Study lead author Dr. Stephen Freedland said: “If these treatments are approved by the Food and Drug Administration, our results will be practice-changing.
“In the study, both of these new options improved metastasis-free survival while preserving quality of life.”
He said treatment may never be needed for some prostate cancer patients because they have a slow-growing form of the disease.
However, those with more aggressive prostate cancer are often first treated with surgery or radiation therapy.
Dr. Freedland said. “Unfortunately, in about a third of those patients, the cancer recurs within 10 years.”
Patients with aggressive recurrence are treated with androgen deprivation therapy (ADT), also known as hormone therapy, which reduces their production of the sex hormone testosterone.
The hormone helps prostate cancer cells grow and spread, and ADT effectively reduces the growth-stimulating effects.
But Dr. Freedland says ADT has two downsides: It doesn’t completely eliminate testosterone, and it can cause several unpleasant side effects.
He said: “When you go on ADT, the testosterone level in the blood is reduced, but not completely eliminated.
“And the concern is that the testosterone that remains may still be enough to stimulate tumour growth.
“Also, patients don’t love the idea of being on hormones.”
In the new study of 1,068 prostate cancer patients from 244 sites in 17 countries, Dr.
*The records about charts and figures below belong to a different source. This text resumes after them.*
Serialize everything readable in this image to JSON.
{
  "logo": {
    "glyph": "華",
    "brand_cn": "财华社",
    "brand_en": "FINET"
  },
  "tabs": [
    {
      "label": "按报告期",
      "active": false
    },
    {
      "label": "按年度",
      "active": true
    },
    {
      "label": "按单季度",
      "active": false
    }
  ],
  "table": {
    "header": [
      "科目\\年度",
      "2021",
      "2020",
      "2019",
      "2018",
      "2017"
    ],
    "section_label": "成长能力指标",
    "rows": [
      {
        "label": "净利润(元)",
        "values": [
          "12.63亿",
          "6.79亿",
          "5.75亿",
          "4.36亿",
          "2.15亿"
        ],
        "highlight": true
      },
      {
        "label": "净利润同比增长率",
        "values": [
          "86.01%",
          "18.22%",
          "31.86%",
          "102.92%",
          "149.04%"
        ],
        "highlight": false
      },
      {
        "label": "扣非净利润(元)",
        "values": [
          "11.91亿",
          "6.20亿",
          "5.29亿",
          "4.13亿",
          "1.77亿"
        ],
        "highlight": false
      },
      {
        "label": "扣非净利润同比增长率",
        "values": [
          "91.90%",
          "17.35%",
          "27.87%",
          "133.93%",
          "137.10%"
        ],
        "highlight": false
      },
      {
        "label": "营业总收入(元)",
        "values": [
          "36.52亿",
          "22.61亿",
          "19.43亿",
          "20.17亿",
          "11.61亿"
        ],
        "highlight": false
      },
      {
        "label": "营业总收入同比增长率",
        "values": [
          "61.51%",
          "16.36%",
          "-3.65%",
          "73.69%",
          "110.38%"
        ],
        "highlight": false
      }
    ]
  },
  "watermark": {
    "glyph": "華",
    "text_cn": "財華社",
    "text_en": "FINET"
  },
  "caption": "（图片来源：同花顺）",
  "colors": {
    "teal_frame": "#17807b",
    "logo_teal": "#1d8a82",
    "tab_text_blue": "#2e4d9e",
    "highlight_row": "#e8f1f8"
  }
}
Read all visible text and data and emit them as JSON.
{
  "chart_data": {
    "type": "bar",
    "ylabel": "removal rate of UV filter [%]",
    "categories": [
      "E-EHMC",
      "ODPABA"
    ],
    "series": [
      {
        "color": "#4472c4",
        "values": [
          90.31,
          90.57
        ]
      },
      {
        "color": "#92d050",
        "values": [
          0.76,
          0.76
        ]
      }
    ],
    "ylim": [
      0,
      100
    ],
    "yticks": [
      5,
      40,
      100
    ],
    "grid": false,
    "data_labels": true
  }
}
Freedland and fellow researchers tested two experimental interventions – one to address each of the issues.
A third of the patients received ADT plus a medication called enzalutamide, which blocks the effects of testosterone.
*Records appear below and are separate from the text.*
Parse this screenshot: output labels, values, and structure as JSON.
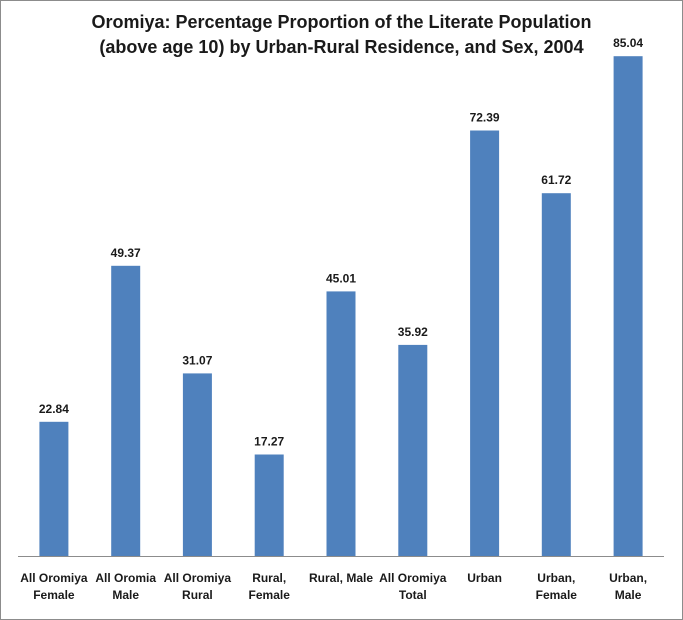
{
  "chart_data": {
    "type": "bar",
    "title_lines": [
      "Oromiya: Percentage Proportion of the Literate Population",
      "(above age 10) by Urban-Rural Residence, and Sex, 2004"
    ],
    "categories": [
      [
        "All Oromiya",
        "Female"
      ],
      [
        "All Oromia",
        "Male"
      ],
      [
        "All Oromiya",
        "Rural"
      ],
      [
        "Rural,",
        "Female"
      ],
      [
        "Rural, Male"
      ],
      [
        "All Oromiya",
        "Total"
      ],
      [
        "Urban"
      ],
      [
        "Urban,",
        "Female"
      ],
      [
        "Urban,",
        "Male"
      ]
    ],
    "values": [
      22.84,
      49.37,
      31.07,
      17.27,
      45.01,
      35.92,
      72.39,
      61.72,
      85.04
    ],
    "value_labels": [
      "22.84",
      "49.37",
      "31.07",
      "17.27",
      "45.01",
      "35.92",
      "72.39",
      "61.72",
      "85.04"
    ],
    "ylim": [
      0,
      90
    ],
    "grid": false,
    "legend": "none",
    "bar_color": "#4f81bd"
  }
}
Dr. Freedland explained that enzalutamide keeps any testosterone remaining in the blood from stimulating the growth of cancer cells.
Another third of the patients received enzalutamide alone. That option relied on the medication to block the effects of testosterone, even though testosterone levels in the patient’s blood were not reduced.
Dr. Freedland said: “We wanted to see whether enzalutamide on its own was so effective that we didn’t need the ADT.”
The final group of patients received ADT alone, which is the current standard treatment.
The research team found that the combination of ADT plus enzalutamide reduced the risk of metastasis or death by 58 percent over ADT alone.
They found that enzalutamide alone reduced the risk of metastasis or death by 37 percent over ADT alone.
Both treatments maintained quality of life relative to the ADT alone.
Dr. Freedland said.: “While the combination therapy offers greater risk reduction, some men might prefer enzalutamide alone.
“It does a good job of preventing cancer spread or death, with different side effects that may be more acceptable for some men.”
He says the next step is for the makers of enzalutamide to apply for FDA approval, so the experimental therapy can come into wide use.
Dr. Dan Theodorescu, director of Cedars-Sinai Cancer, added: “Optimising therapy for patients with aggressive recurrence after their prostate cancer is initially treated has been an unmet need.
“The results of this trial point the way to two options which the study showed were more effective than current standard of care, giving these patients and their providers the opportunity to choose a potentially improved course of therapy that best meets their needs.”